Most typical outdoor advertising vehicles — billboards, advertising columns, bus stops and other light box installations — are employed by the auto and tobacco industries, which occupy 80 percent of the normal outdoor space, he said.
As a result, companies have to book these spaces long in advance. But the mega-posters fall outside the routine. Because construction scaffolding can pop up quickly and disappear just as fast, the lead times for advertising possibilities are much shorter. Ad hoc decisions can be made, such as when Calvin Klein put an Obsession mega-poster on the Hotel Adlon scaffolding near the Brandenberger Tor in Berlin during the Love Parade in June.
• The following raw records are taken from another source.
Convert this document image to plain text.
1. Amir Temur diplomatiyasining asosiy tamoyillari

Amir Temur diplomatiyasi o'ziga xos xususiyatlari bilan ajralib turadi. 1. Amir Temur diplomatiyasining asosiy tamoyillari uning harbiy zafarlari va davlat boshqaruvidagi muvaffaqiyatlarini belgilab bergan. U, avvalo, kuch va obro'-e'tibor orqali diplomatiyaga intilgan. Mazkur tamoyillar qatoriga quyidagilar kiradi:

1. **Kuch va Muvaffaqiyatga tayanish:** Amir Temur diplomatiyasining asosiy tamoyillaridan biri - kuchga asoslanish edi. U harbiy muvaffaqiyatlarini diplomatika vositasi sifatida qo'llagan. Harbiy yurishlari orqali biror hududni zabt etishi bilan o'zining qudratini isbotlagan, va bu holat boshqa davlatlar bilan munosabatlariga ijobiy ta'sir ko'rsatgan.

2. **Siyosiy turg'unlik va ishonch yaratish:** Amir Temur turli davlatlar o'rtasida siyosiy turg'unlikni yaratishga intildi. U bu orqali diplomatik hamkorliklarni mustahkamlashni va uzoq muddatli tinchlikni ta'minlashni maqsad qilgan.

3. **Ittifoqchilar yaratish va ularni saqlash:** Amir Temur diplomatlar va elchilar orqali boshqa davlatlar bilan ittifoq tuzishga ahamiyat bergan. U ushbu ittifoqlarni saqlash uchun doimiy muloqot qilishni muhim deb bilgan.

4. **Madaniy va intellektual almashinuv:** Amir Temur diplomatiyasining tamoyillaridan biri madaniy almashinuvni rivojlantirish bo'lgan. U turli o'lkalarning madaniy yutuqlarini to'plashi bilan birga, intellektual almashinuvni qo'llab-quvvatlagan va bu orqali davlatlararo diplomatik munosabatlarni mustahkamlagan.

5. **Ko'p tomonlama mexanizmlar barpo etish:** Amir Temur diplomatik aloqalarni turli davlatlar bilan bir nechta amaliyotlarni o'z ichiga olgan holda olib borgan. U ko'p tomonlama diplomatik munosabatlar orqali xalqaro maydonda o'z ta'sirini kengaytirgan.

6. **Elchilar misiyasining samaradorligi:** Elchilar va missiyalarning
For Ng, the mega-posters are not a short-lived trend, but he sees them as “a supporting medium, not the backbone.”
“They’re very good for introductions or a reminder,” he said, adding, “You can’t miss a mega-poster. You reach a lot of people.”
“The fragrance industry lives from trends, and we chose blowups for Joop because it’s the trend here,” said Cornelia Rebmann, fragrance product group manager for Lancaster in Weisbaden. “They’re a high-impact vehicle, and you can achieve visual dominance quite easily,”
She estimated that at most one-quarter of All About Eve’s ad budget has gone into strategically placed poster/banners appearing in Germany’s major cities in August, September and December.
“We wanted to supplement the print campaign, and we didn’t do TV spots for All About Eve. But print remains the basic medium,” she said.
Nevertheless, the posters generated very engaged consumer response, including one theft of an All About Eve visual in Munich.
“Blowups are an additional approach and a way to reach a new target group. They’re eye-catchers,” said Melitta Weiser, marketing director for Etienne Aigner in Munich.
Aigner chose the vehicle for its new unisex fragrance XXL, combining the mega-poster campaign with a parallel T-shirt and other XXL prize competitions in daily newspapers.
It cost Aigner about $12,280 to $15,725 (20,000-25,000 marks) to produce the 2,691-square-foot poster, which was printed in the U.S. The price for an A1 location like the Sigestor in Munich ran $53,460 (85,000 marks) for four weeks.